Even for linear regression, scaling might help with the interpretation of the coefficients. After standardization, all features are measured in standard deviations, so each coefficient represents the expected change in the target variable for a one standard deviation increase in the feature. This makes it possible to compare the magnitudes of the coefficients, as they’re all in the same units (standard deviations of the features).

Let \(X\) be the feature vector (one column of the design matrix) and \(X'\) to be the scaled feature vector.

Here some scaling methods:

  • Min-max scaling: scales the data to be in the range [0, 1]

\[ X' = \frac{X - \min(X)}{\max(X) - \min(X)} \]
  • Standardization (z-score scaling): scales the data to have mean 0 and standard deviation 1

\[ X' = \frac{X - \bar{X}}{\sigma_X} \]

where \(\bar{X}\) is the sample mean of \(X\) and \(\sigma_X\) is the sample standard deviation of \(X\).

These are linear transformations of the data.
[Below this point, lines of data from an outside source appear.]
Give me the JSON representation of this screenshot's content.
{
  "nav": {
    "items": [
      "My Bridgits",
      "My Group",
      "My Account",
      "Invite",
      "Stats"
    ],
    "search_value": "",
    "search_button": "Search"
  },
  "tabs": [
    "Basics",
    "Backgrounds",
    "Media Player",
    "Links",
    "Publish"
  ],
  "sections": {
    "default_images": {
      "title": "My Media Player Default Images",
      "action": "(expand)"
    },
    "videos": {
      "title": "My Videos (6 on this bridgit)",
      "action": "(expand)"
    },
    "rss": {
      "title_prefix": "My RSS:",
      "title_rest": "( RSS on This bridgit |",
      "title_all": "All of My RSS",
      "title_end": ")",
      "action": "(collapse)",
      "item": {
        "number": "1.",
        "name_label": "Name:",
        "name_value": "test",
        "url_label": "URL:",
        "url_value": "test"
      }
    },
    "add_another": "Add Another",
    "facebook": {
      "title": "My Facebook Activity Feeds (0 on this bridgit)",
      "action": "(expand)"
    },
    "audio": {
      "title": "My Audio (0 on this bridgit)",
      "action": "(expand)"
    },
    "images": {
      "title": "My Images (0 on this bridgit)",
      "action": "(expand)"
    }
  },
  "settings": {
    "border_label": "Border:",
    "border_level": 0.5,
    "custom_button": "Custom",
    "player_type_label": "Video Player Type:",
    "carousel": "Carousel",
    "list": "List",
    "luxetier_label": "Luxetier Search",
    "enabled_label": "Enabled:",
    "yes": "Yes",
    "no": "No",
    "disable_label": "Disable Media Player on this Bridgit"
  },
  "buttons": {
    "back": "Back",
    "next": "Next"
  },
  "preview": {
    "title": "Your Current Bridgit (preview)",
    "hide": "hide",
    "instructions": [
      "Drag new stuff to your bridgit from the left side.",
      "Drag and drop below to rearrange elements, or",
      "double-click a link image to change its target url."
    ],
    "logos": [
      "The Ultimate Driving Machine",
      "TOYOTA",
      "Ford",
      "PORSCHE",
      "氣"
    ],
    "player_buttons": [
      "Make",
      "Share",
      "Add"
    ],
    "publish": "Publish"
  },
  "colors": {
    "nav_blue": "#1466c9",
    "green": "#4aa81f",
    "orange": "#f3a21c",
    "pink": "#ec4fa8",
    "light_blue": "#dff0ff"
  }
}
Sometimes we also want to transform the data non-linearly. For example, we might want to take the logarithm of the data if the data spans several orders of magnitude.
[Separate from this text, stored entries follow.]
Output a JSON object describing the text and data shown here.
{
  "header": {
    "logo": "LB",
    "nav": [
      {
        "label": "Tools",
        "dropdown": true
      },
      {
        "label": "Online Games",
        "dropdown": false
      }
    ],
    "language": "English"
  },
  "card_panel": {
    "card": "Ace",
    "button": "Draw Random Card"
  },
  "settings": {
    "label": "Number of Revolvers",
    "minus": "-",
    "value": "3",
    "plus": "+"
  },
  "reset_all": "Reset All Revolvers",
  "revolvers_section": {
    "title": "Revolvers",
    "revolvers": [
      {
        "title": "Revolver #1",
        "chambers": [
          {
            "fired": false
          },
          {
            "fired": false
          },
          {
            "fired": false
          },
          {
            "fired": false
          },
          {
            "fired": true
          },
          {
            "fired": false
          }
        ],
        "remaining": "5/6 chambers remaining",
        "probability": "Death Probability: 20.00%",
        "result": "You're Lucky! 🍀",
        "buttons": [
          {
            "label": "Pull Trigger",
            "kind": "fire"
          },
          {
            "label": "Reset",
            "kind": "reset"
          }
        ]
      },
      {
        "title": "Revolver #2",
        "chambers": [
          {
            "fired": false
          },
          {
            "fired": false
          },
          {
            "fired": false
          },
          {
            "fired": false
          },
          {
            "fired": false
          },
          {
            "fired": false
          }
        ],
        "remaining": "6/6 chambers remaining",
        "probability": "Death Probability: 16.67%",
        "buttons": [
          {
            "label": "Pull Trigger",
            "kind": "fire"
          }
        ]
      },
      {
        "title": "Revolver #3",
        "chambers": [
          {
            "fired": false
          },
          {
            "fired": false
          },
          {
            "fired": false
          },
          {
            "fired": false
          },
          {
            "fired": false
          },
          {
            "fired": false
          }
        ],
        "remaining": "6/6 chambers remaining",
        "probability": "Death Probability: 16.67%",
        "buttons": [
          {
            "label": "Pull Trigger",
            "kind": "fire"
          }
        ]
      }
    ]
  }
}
The following code visualize the histogram of the numerical features in the penguins dataset. Notice that these linear transformations do not change the shape of the distribution of the data. The only change is the x-axis.
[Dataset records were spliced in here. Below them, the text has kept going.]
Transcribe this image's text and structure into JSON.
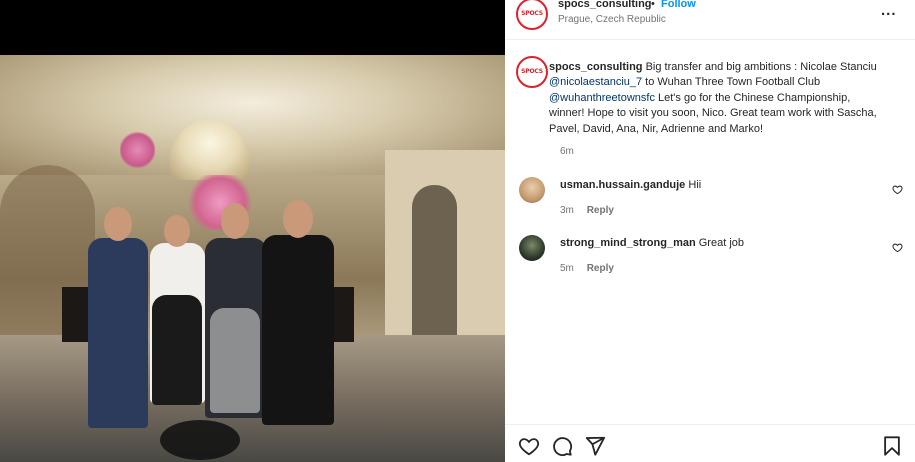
{
  "header": {
    "username": "spocs_consulting",
    "separator": "•",
    "follow_label": "Follow",
    "location": "Prague, Czech Republic",
    "more_label": "...",
    "avatar_text": "SPOCS"
  },
  "caption": {
    "username": "spocs_consulting",
    "text_1": " Big transfer and big ambitions : Nicolae Stanciu ",
    "mention_1": "@nicolaestanciu_7",
    "text_2": " to Wuhan Three Town Football Club ",
    "mention_2": "@wuhanthreetownsfc",
    "text_3": " Let's go for the Chinese Championship, winner! Hope to visit you soon, Nico. Great team work with Sascha, Pavel, David, Ana, Nir, Adrienne and Marko!",
    "time": "6m"
  },
  "comments": [
    {
      "username": "usman.hussain.ganduje",
      "text": "Hii",
      "time": "3m",
      "reply_label": "Reply"
    },
    {
      "username": "strong_mind_strong_man",
      "text": "Great job",
      "time": "5m",
      "reply_label": "Reply"
    }
  ],
  "actions": {
    "like_icon": "heart-icon",
    "comment_icon": "comment-icon",
    "share_icon": "share-icon",
    "save_icon": "bookmark-icon"
  },
  "colors": {
    "follow": "#0095f6",
    "mention": "#00376b",
    "brand": "#e2202c"
  }
}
If we use standardization, the unit of the data is “x standard deviations from the mean”. If we use min-max scaling, the unit of the data is “x percent of the range of the data”.

import seaborn as sns
import matplotlib.pyplot as plt
from sklearn.preprocessing import StandardScaler, MinMaxScaler
import pandas as pd

# Load the Penguins dataset
df = sns.load_dataset('penguins')
df.dropna(inplace=True)  # Remove missing values


# Selecting numerical features
numerical_features = ['bill_length_mm', 'bill_depth_mm', 'flipper_length_mm', 'body_mass_g']

# Creating scalers
scalers = {
    'Standard Scaling': StandardScaler(),
    'Min-Max Scaling': MinMaxScaler()
}

colors = ['gray', 'blue', 'orange']

# Plotting the histograms
fig, axes = plt.subplots(len(scalers) + 1, len(numerical_features), figsize=(15, 10))
fig.suptitle('Histograms of Scaled Features', fontsize=16)

# Original data histogram
for i, feature in enumerate(numerical_features):
    sns.histplot(df[numerical_features[i]], ax=axes[0, i], color=colors[0])
    axes[0, i].set_title(f'Original {feature}')
    axes[0, i].set_xlabel('')

# Scaled data histograms
for row, (name, scaler) in enumerate(scalers.items(), start=1):
    # Fit and transform the data
    scaled_data = scaler.fit_transform(df[numerical_features])
    scaled_df = pd.DataFrame(scaled_data, columns=numerical_features)
    
    for i, feature in enumerate(scaled_df.columns):
        sns.histplot(scaled_df[feature], ax=axes[row, i], color=colors[row])
        axes[row, i].set_title(f'{name} {feature}')
        axes[row, i].set_xlabel('')

plt.tight_layout(rect=[0, 0, 1, 0.95])  # Adjust subplots to fit the title
plt.show()
../_images/e6a03b0defc7bb4b1df12cf4cf856f335ae80568a1176fda1b94d6e45cd24955.png
import seaborn as sns
import matplotlib.pyplot as plt
from sklearn.preprocessing import StandardScaler, MinMaxScaler
import pandas as pd
from sklearn.linear_model import LinearRegression


df = sns.load_dataset('penguins')
df.dropna(inplace=True)  # Remove missing values


# Selecting numerical features
X = df[['bill_length_mm']]
y = df[['body_mass_g']]

# Fit a linear regression model on the original data
model = LinearRegression()
model.fit(X, y)
print(f"Intercept: {model.intercept_}, slope: {model.coef_}")

# Standardize the data
scaler = StandardScaler()
X_scaled = scaler.fit_transform(X)
y_scaled = scaler.fit_transform(y)    

# Fit a linear regression model on the scaled data
model.fit(X_scaled, y_scaled)

print(f"Scaled intercept: {model.intercept_}, slope: {model.coef_}")
Intercept: [388.84515876], slope: [[86.79175965]]
Scaled intercept: [-3.97095663e-16], slope: [[0.58945111]]

Why is the intercept 0?

In the single variable case, the optimal intercept is given by

\[b^* = \bar{Y} - w^*\bar{X}\]

After standardization, \(\bar{X} = 0\) and \(\bar{Y} = 0\), so the optimal intercept is 0. The same is true for multiple linear regression.